Pero ya antes de formular esa pregunta, el asesor en la sombra se cabeceaba: ¿cómo persuadir, al mismo tiempo, a los jóvenes escépticos y a los mayores que temen al desorden? ¿Cómo lograr que voten “No” en el plebiscito convocado para definir, en 1989, la permanencia de Pinochet en la Presidencia hasta 1997?

La respuesta llega tras dar varias vueltas, tras un whisky regalón y una conversación con la «nana»: la solución es la promesa de la alegría. Este, que en otra película pudo ser un «momento eureka», una inflexión victoriosa en retrospectiva, es algo más casual y deslavado que eso. Un punto que resulta, así las cosas, revelador de las ambigüedades, las contradicciones y la épica residual que despliega el cuarto largometraje de Pablo Larraín.

No cuenta la historia de una campaña cuyo creativo trabaja paralelamente en otras campañas (para un microondas, para una teleserie), donde usa argumentos de venta no muy distintos a los aquí empleados.
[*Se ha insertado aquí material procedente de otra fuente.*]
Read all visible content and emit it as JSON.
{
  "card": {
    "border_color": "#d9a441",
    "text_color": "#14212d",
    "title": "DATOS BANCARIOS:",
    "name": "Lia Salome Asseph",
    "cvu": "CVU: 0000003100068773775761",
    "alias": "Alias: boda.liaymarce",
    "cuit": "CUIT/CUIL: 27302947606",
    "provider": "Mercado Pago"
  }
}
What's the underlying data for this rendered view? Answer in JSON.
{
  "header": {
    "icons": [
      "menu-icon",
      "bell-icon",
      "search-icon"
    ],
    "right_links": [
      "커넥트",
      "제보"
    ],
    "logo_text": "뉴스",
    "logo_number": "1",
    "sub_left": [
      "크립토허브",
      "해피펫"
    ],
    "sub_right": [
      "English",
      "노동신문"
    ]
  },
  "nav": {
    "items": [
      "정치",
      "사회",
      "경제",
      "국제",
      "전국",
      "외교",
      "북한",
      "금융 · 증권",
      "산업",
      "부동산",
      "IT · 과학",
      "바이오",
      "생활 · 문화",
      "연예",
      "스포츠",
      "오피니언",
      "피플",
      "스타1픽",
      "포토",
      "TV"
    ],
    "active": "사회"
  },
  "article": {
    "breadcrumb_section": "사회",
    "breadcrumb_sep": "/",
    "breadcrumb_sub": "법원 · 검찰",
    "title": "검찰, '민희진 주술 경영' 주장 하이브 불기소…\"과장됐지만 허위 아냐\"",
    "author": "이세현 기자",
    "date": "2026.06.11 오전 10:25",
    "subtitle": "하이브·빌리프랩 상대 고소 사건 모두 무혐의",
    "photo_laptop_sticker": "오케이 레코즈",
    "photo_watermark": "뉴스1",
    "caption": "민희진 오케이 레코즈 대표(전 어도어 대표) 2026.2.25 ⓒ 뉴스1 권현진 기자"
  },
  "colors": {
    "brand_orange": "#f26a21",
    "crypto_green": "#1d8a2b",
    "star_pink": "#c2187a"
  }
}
Así, «la alegría» que se despliega es un envoltorio como otros envoltorios. Pero el creativo es también hijo de socialista –e hijo del exilio- y la madre de su propio hijo es víctima de la represión. Con estos matices, la película le da cancha a la perplejidad, partiendo por la de un protagonista que quiere al ser feliz y vender el pescado al mismo tiempo, pero que termina por advertir que no puede esconder la cabeza todo el rato. También hay espacio para la duda y al descreimiento respecto de la transición chilena. En esto, la cinta es quirúrgica e irónica hasta la crueldad.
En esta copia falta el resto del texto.